Shock and anger as shopping centre businesses served with eviction notices - Warrington Guardian

Culcheth’s CPS Centre traders have been hit with eviction notices, and the village is rightly rattled. Safety matters, but this timing is brutal.

There is real shock across Culcheth after businesses at the CPS Centre were served formal notices ending their licences, effective from February 28. The centre is then set to close on March 1, 2025, so essential safety works can take place.

The owners, Shivat Haminim Capital Ltd, which acquired the centre in 2021, say the decision has been driven by serious health and safety concerns. Their letter to tenants says no fire risk assessment or electrical safety certification was provided when they took over, and that fresh assessments found the electrical installation to be unsatisfactory and hazardous, the fire alarm system inadequate, and the building compartmentation below the standard needed to slow the spread of fire.

To be absolutely clear, if there are life-threatening hazards, they cannot be shrugged off with a bit of duct tape and a hopeful glance towards Warrington Road. Safety has to come first. Nobody wants traders, staff, shoppers or anyone popping into Sainsbury's or the Post Office put at risk.

But the way this has landed is another matter entirely. Businesses, some of which have served Culcheth for decades, have been given almost no time to process the news, let alone plan their futures. That is not just inconvenient, it is devastating. You cannot build a village economy on loyal local traders and then expect them to vanish by the end of the month like a badly parked trolley.

The owners say an additional inspection by Cheshire Fire Authority in December 2024 highlighted the urgency of the problems, with works needed within weeks to remove life-threatening hazards. They also say the repairs are too extensive and complex to carry out while the centre remains open, with costs still unknown.

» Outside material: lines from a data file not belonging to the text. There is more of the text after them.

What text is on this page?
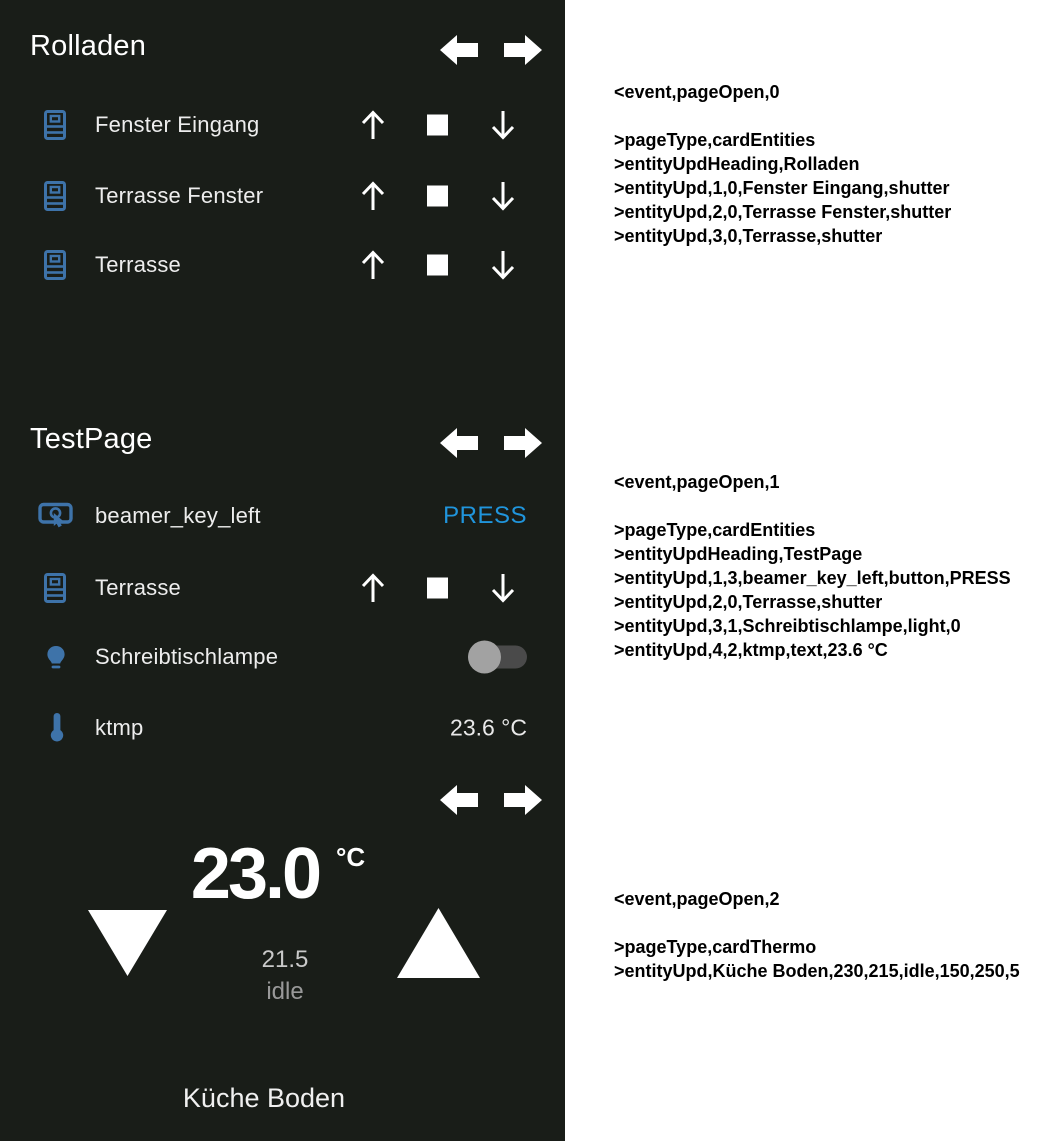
Rolladen
Fenster Eingang
Terrasse Fenster
Terrasse
TestPage
beamer_key_left	PRESS
Terrasse
Schreibtischlampe
ktmp	23.6 °C
23.0 °C
21.5
idle
Küche Boden
<event,pageOpen,0
>pageType,cardEntities
>entityUpdHeading,Rolladen
>entityUpd,1,0,Fenster Eingang,shutter
>entityUpd,2,0,Terrasse Fenster,shutter
>entityUpd,3,0,Terrasse,shutter
<event,pageOpen,1
>pageType,cardEntities
>entityUpdHeading,TestPage
>entityUpd,1,3,beamer_key_left,button,PRESS
>entityUpd,2,0,Terrasse,shutter
>entityUpd,3,1,Schreibtischlampe,light,0
>entityUpd,4,2,ktmp,text,23.6 °C
<event,pageOpen,2
>pageType,cardThermo
>entityUpd,Küche Boden,230,215,idle,150,250,5
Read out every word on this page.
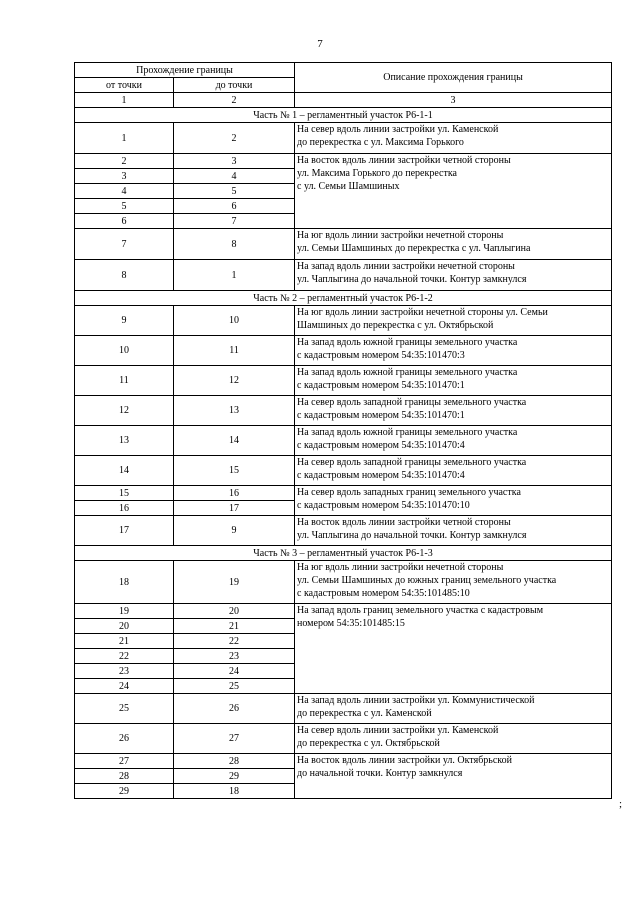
7
Прохождение границы		Описание прохождения границы
от точки	до точки	
1	2	3
Часть № 1 – регламентный участок Р6-1-1		
1	2	На север вдоль линии застройки ул. Каменской
до перекрестка с ул. Максима Горького
2	3	На восток вдоль линии застройки четной стороны
ул. Максима Горького до перекрестка
с ул. Семьи Шамшиных
3	4	
4	5	
5	6	
6	7	
7	8	На юг вдоль линии застройки нечетной стороны
ул. Семьи Шамшиных до перекрестка с ул. Чаплыгина
8	1	На запад вдоль линии застройки нечетной стороны
ул. Чаплыгина до начальной точки. Контур замкнулся
Часть № 2 – регламентный участок Р6-1-2		
9	10	На юг вдоль линии застройки нечетной стороны ул. Семьи
Шамшиных до перекрестка с ул. Октябрьской
10	11	На запад вдоль южной границы земельного участка
с кадастровым номером 54:35:101470:3
11	12	На запад вдоль южной границы земельного участка
с кадастровым номером 54:35:101470:1
12	13	На север вдоль западной границы земельного участка
с кадастровым номером 54:35:101470:1
13	14	На запад вдоль южной границы земельного участка
с кадастровым номером 54:35:101470:4
14	15	На север вдоль западной границы земельного участка
с кадастровым номером 54:35:101470:4
15	16	На север вдоль западных границ земельного участка
с кадастровым номером 54:35:101470:10
16	17	
17	9	На восток вдоль линии застройки четной стороны
ул. Чаплыгина до начальной точки. Контур замкнулся
Часть № 3 – регламентный участок Р6-1-3		
18	19	На юг вдоль линии застройки нечетной стороны
ул. Семьи Шамшиных до южных границ земельного участка
с кадастровым номером 54:35:101485:10
19	20	На запад вдоль границ земельного участка с кадастровым
номером 54:35:101485:15
20	21	
21	22	
22	23	
23	24	
24	25	
25	26	На запад вдоль линии застройки ул. Коммунистической
до перекрестка с ул. Каменской
26	27	На север вдоль линии застройки ул. Каменской
до перекрестка с ул. Октябрьской
27	28	На восток вдоль линии застройки ул. Октябрьской
до начальной точки. Контур замкнулся
28	29	
29	18	
;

That may explain the closure, but it does not explain why tenants appear to have been blindsided. If the issues have been developing since ownership changed in 2021, local businesses will quite reasonably be asking why communication has reached this crisis point now. Culcheth is patient, but it is not daft.

Warrington North MP Charlotte Nichols said the news had come completely out of the blue and described it as a devastating blow to traders and to the community relying on services including the Post Office and Sainsbury's supermarket. She said she would be meeting affected businesses with Cllr Smith and Cllr Seddon, and had requested urgent copies of Cheshire Fire Authority inspection reports to establish the facts.

The Culcheth, Glazebury and Croft Labour group said it was aware of the eviction notices and was looking into ways to support the community. Cllr Neil Johnson, independent councillor for Culcheth, Glazebury and Croft, also said he was shocked, particularly for the shopkeepers above Sainsbury's, and warned that losing CPS Centre would be a huge blow to the village economy.

That last point matters. CPS Centre is not some anonymous retail box on a bypass. It is part of the daily rhythm of Culcheth, with local jobs, services and familiar faces attached to it. When places like this wobble, the impact spreads well beyond the shop doors.

So yes, fix the fire alarms, sort the electrics, make the building safe. No sensible person wants corners cut on that. But the businesses caught in the middle deserve clarity, urgency, and more respect than a sudden notice and a cloud of uncertainty. Culcheth’s traders are not spreadsheet clutter, they are part of the village’s spine.